Another point to ponder is the lack of professional learning that accompanies implementation of iPads...simply, the "there's an app for that" strikes at the heart of what educational/instructional technologists do, making the products created with an iPad the equivalent of low-hanging fruit. The iPad becomes the easy tool to use and students/teachers/staff never learn how to do much more than that.

Alas, I can argue against the points I've listed above. That last one reminds me of, "We need to teach them to use a text editor and write code, rather than give them a GUI HTML/CSS editor." Haha. I suppose education will always gravitate to the most expensive, easiest to use technology available, creating scarcity of funding. After all, we could buy Apple //e computers and achieve much of what passes for basic computing skills with those obsolete computers...and save money.
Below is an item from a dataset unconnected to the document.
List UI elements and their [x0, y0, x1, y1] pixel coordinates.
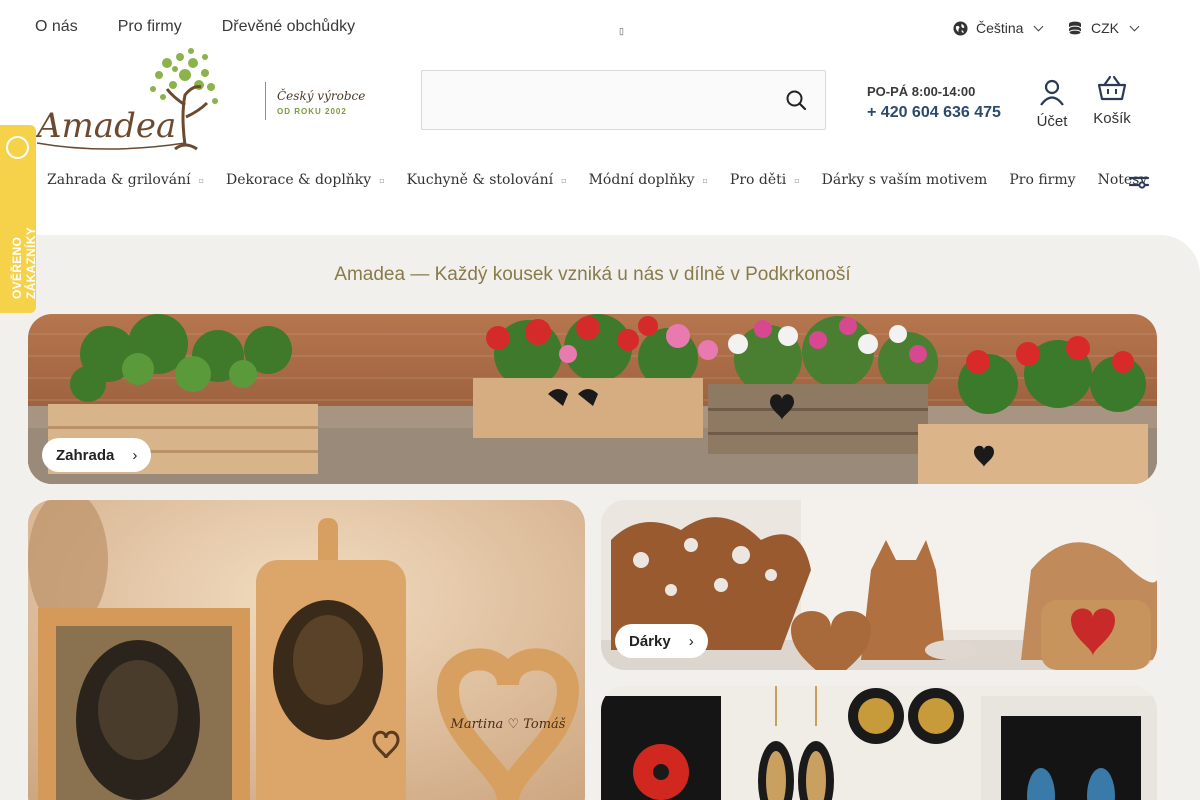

As I move forward into iPad and new technologies, I will refer to your points and try to remember what my mission is--make the purchase of technology excesses seem necessary against the backdrop of an ever-changing world, remind myself and others what the Johnson Survival Guide says.
;-)

Seriously, great points. Thank you!

Warm regards,
Miguel Guhlin

BTW, this comment was written on my iPad as I sit at a university waiting for UIL Competition to end. I wouldn't have brought my laptop, and the netbook adapter would have been too much. The iPad...well, book-consumption, media-viewing, creativity device. haha

April 21, 2012 | Unregistered CommenterMiguel Guhlin

That poster is definitely me ... if I were a man, lived in Roman Times, was incredibly fit, and spoke with an Australian accent. As always - your posts get me thinking. Here is my take on things:

Why iPads? Hard to pin down.

April 22, 2012 | Unregistered CommenterJacquie Henry

Hi Curt,

Sorry about the delayed reply. Two conferences and a weekend with grandsons!
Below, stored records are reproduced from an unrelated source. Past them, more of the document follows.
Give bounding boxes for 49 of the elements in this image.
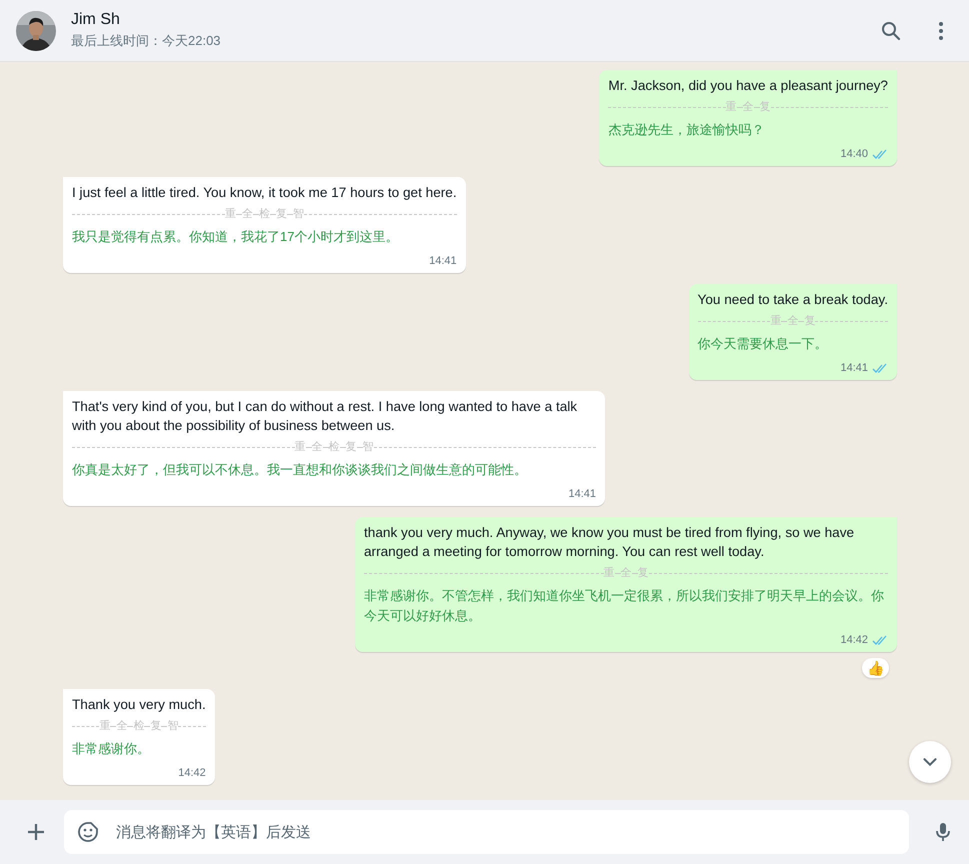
message-text: Mr. Jackson, did you have a pleasant journey? [608, 77, 888, 95]
message-text: I just feel a little tired. You know, it took me 17 hours to get here. [72, 184, 457, 202]
scroll-down-button[interactable] [909, 741, 951, 783]
translation-text: 非常感谢你。不管怎样，我们知道你坐飞机一定很累，所以我们安排了明天早上的会议。你今天可以好好休息。 [364, 587, 885, 625]
message-text: You need to take a break today. [698, 291, 888, 309]
translate-action[interactable]: 智 [167, 719, 178, 733]
translate-action[interactable]: 检 [328, 440, 340, 454]
message-time: 14:40 [840, 148, 868, 160]
message-text: That's very kind of you, but I can do without a rest. I have long wanted to have a talk with you about the possibility of business between us. [72, 398, 578, 435]
translate-action[interactable]: 全 [787, 314, 798, 328]
translate-action[interactable]: 重 [604, 566, 614, 580]
message-time: 14:42 [178, 767, 206, 779]
translate-action[interactable]: 检 [258, 207, 270, 221]
message-time: 14:42 [840, 634, 868, 646]
translate-action[interactable]: 复 [804, 314, 816, 328]
translate-action[interactable]: 检 [133, 719, 144, 733]
translate-action[interactable]: 复 [276, 207, 287, 221]
translation-text: 杰克逊先生，旅途愉快吗？ [608, 121, 766, 139]
translate-action[interactable]: 智 [292, 207, 304, 221]
translate-action[interactable]: 智 [362, 440, 374, 454]
translate-action[interactable]: 全 [116, 719, 128, 733]
translate-action[interactable]: 复 [150, 719, 162, 733]
sticker-icon[interactable] [76, 820, 100, 844]
translation-text: 非常感谢你。 [72, 740, 151, 758]
last-seen-text: 最后上线时间：今天22:03 [71, 32, 222, 50]
message-text: thank you very much. Anyway, we know you must be tired from flying, so we have arranged a meeting for tomorrow morning. You can rest well today. [364, 524, 856, 561]
message-time: 14:41 [840, 362, 868, 374]
translate-action[interactable]: 复 [760, 100, 771, 114]
translate-action[interactable]: 全 [742, 100, 754, 114]
translate-action[interactable]: 重 [770, 314, 782, 328]
translation-text: 我只是觉得有点累。你知道，我花了17个小时才到这里。 [72, 228, 400, 246]
contact-name: Jim Sh [71, 11, 121, 29]
message-time: 14:41 [568, 488, 596, 500]
translate-action[interactable]: 全 [620, 566, 632, 580]
translate-action[interactable]: 全 [242, 207, 253, 221]
translate-action[interactable]: 重 [294, 440, 306, 454]
translation-text: 你今天需要休息一下。 [698, 335, 829, 353]
translate-action[interactable]: 复 [638, 566, 648, 580]
translate-action[interactable]: 全 [312, 440, 322, 454]
translate-action[interactable]: 重 [726, 100, 737, 114]
message-time: 14:41 [429, 255, 457, 267]
message-input[interactable]: 消息将翻译为【英语】后发送 [114, 822, 897, 842]
translate-action[interactable]: 重 [224, 207, 236, 221]
message-text: Thank you very much. [72, 696, 206, 714]
translate-action[interactable]: 重 [99, 719, 110, 733]
reaction-badge[interactable]: 👍 [862, 658, 889, 678]
translation-text: 你真是太好了，但我可以不休息。我一直想和你谈谈我们之间做生意的可能性。 [72, 461, 528, 479]
message-input-field[interactable]: 消息将翻译为【英语】后发送 [64, 810, 909, 854]
translate-action[interactable]: 复 [346, 440, 356, 454]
Thanks for the link to Ryan's blog. I think we ALL know this about planning and tech, but there is so little actually done. My sense is that the aggressive marketing by Apple and others is partially responsible. I know my hand moves toward my wallet each time Apple releases a new, shiny thing!

Thanks again for the comment,

Doug


Hi Kimberly,

Fantastic ideas and uses.

My questions is: which came first - the device or the educational use for the device? Could you have gotten a new technology and found it had no value at all?

Doug

Hi Jacquie,

Great post. Thanks for the link.

Your perception of the iPad and iPhone's size leading to different amounts of sharing is dead-on, now that I think about it.
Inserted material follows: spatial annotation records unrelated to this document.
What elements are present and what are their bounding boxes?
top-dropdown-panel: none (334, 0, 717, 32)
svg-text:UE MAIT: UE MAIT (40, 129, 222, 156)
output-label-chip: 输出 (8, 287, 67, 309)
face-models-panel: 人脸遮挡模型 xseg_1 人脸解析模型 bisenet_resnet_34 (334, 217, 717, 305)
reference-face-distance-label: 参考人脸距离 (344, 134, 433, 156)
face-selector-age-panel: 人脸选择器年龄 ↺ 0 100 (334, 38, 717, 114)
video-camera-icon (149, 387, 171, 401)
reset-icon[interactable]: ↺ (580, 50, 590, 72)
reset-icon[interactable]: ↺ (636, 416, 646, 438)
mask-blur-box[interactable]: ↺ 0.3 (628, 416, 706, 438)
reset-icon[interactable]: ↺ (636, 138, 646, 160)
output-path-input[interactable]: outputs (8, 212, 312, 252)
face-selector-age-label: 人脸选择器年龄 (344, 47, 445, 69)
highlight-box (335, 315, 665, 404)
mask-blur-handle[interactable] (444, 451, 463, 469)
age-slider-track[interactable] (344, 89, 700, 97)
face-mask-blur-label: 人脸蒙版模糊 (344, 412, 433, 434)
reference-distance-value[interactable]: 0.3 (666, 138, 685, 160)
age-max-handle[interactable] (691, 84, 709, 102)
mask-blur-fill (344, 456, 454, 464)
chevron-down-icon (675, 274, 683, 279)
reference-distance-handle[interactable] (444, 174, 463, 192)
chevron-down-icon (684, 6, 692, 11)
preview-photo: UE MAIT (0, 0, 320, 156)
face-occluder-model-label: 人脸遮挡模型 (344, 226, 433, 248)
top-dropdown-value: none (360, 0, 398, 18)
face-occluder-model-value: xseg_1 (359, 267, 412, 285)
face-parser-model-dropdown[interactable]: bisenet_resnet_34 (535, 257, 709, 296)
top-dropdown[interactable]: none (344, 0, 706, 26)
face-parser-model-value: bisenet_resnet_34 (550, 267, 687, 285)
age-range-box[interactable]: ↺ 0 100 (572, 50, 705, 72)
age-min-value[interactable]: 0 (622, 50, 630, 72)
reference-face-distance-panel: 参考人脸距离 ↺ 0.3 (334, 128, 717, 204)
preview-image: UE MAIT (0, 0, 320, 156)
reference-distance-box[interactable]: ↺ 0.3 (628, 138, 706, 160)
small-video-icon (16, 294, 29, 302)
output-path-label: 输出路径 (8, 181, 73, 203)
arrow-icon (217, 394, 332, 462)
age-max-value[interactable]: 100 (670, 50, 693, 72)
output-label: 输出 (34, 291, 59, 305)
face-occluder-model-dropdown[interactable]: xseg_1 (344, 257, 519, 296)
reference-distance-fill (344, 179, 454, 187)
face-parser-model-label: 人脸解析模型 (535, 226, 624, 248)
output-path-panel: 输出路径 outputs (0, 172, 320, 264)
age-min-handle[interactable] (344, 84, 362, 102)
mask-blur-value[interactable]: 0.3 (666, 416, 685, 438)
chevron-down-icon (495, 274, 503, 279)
Hey, and I've said "hi" to a lot of people who were talking to someone on their phones. Of course, my favorite is the crazy looking people talking to nobody - until you see the bluetooth headsets!

Doug

Hi Jeri,

If the IT department has a control mindset, these devices need to be managed and management requires a cart. I'd rather see the personalization, but not every school can do 1:1.

Apple II computers? You are too young, I expect to remember them. My first.

Doug


Hi Miguel,

My response to this great comment got it's own entry.

Congrats on the new job. I loved the pictures of the going-away party on your blog. It looks like you will be sincerely missed.